Being savvy and monitoring your own fund has its own pros and cons. However, many people rely on experts for their fund management but having a proper understanding of the market can really help you to gain maximum returns.
Well, if we talk about ULIP Plan then it is the most cost effective way of entering the equity market. Not only this, ULIPs also offer a dual benefit of insurance cum investment where an individual can invest in highest rated debt instruments. So, with features like transparency and flexibility ULIP Plans are one of the best long term investment instruments that offer numerous fund options to meet the requirement of the insurance seekers.
The customers can choose from the array of options provided by ULIP where they can invest their premium in well-established investment fund of insurance companies. One can make most of ULIP Plan for higher returns just by following few simple steps.
1. Optimizing Asset Allocation- Asset allocation is defined as the primary determinant of return and risk in a portfolio. The asset allocation helps the investors to create a diversified portfolio by investing across different asset classes. One of the benefits of optimizing the asset allocation and investing in different asset classes is that the loss of particular asset class gets compensated by the profits made on another asset classes. Thus, it minimizes the overall risk of investments.
Moreover, an individual can fruitfully manage their asset allocation portfolio by selecting the options of free switches between funds. With the help of free switches the insured can change their investments between different asset classes like debt, cash and equity depending on the financial goals and risk appetite of an individual.
2. Selecting Between Debt and Equity Funds- According to one’s risk appetite and according to the performance of the asset class one must select between debt and equity funds. Each asset has different characteristics of returns and risk for example: equity schemes offer higher returns but also have higher risk appetite on contrary to this debt funds offers lower risk and lowest return over a long term period. However, the investment made on debt strengthens the portfolio and assures returns by reducing the risk. By analyzing the risk appetite of an individual and life stage requirement one must choose between the equity and debt ratio.
3. Life Stage Requirements- Depending upon the different stages of life the risk appetite of an individual’s varies and with the help of return aspiration the insured needs to balance the profit and loss made on investment. As an individual hits his/her retirement age the financial obligations of an individual increases and so they tend to get more risk averse. In the old age it is wiser to intuitively switch to debt and less risky cash funds as compared to more risky equity funds.
4. Look for Options of Semi- Controlled Switching- A lot of policyholder don’t know how to manage the asset allocation of their portfolio or actively monitor the fun movements. So for the better understanding of the insured ULIP Plan offers semi-controlled fund management opportunity. According to the set of instructions provided by the insurer the options to switch funds automatically are set. Semi controlled switching option can also be used to initiate programmed switches every month. On a particular date as set by the insurer the insured can switch monthly a fixed amount from one fund to another fund. The insured owner can choose the fund option from which the amount is to be switched and the fund to which it will be credited.

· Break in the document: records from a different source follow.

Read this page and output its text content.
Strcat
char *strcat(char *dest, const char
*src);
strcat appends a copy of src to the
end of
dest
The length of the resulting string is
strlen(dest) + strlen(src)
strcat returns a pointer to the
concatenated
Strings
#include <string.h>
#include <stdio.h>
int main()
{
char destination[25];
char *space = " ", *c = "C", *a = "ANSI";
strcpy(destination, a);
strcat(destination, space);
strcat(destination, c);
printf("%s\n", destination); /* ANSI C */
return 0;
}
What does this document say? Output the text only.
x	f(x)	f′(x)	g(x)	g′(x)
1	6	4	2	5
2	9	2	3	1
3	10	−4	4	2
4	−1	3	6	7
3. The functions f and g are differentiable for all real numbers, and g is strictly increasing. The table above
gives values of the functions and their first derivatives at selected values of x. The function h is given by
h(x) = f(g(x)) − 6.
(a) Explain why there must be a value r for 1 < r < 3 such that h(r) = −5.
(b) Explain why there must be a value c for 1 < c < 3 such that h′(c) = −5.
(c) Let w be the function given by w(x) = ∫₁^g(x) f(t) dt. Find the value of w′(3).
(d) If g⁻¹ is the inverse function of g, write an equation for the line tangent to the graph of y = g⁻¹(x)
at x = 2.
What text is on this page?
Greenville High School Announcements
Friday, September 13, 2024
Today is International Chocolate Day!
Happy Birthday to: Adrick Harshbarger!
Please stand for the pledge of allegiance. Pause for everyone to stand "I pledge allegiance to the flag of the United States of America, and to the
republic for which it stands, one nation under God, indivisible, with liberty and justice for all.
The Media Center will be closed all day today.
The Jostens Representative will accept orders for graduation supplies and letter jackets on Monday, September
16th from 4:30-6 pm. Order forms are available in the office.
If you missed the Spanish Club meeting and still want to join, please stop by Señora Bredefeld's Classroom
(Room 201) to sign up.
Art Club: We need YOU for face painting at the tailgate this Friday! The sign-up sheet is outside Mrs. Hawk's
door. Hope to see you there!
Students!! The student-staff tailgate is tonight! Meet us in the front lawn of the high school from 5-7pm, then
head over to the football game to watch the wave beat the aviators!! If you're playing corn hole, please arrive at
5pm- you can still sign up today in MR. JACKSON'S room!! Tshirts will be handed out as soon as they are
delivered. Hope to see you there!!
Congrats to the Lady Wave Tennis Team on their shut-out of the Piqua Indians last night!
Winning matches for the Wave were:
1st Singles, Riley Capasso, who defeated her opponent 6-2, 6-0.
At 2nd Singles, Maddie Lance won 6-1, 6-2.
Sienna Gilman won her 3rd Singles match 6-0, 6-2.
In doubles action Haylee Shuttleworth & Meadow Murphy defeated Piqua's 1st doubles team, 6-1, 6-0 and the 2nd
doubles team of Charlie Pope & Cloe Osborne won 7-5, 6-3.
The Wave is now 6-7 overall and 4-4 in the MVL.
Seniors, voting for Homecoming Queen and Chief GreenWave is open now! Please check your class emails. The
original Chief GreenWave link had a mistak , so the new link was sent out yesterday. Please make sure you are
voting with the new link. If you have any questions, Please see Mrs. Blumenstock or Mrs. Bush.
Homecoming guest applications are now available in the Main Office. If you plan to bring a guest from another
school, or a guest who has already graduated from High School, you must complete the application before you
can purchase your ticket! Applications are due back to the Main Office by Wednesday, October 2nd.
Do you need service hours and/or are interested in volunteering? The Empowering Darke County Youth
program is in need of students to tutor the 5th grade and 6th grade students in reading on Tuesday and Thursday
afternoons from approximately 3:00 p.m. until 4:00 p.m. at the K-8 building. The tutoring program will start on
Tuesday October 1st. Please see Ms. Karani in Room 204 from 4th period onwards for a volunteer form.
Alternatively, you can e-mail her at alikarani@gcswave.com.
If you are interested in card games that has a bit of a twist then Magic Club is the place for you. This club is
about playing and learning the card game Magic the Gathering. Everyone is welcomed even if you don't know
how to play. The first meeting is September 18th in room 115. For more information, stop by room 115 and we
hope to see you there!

While investing in ULIP Plan few charges are deducted at the time of entry. These charges include fund management charge, policy administration charge, mortality charge, surrender charge, etc. Some of these charges are paid back to the insured as loyalty addition. As the invested amount of the policy holder gets locked for a 5 year period, this results a higher return on investment in the long run.
As a protection plan, on the demise of the insured person during the tenure of the policy, higher of the fund value and the sum assured is paid out as a death benefit to the beneficiary of the policy. Secondly, the fund value is paid out to the policyholder during the maturity of the policy.
Conclusion
In simple words, ULIP can be described as an expert fund management that offers different investment strategies to multiply the fund options of an individual. With its versatile features and uniqueness of providing the triple benefit of high return, life cover and Tax Saving Investment with minimum risk of losses ULIP Plan is certainly one of the best investment tools to achieve the long-term financial goal.
DivHut, I haven’t read about or considered these types of plans for a long time. It is a good refresher. I tend to try and self insure (within reason) as much as possible and also like to manage my own investments. Given these factors, ULIP Plans probably are not for me. For the right person/situation, they are a good option to consider. Tom
Tom @ Dividends Diversify recently posted…The Lights Are on But No One is Home
Hi DD,
Quite honestly I had no idea what a ULIP plan was till about a week ago. Looks like an instrument that I won’t be utilizing but it may have benefits for others. Thank you for stopping by and commenting.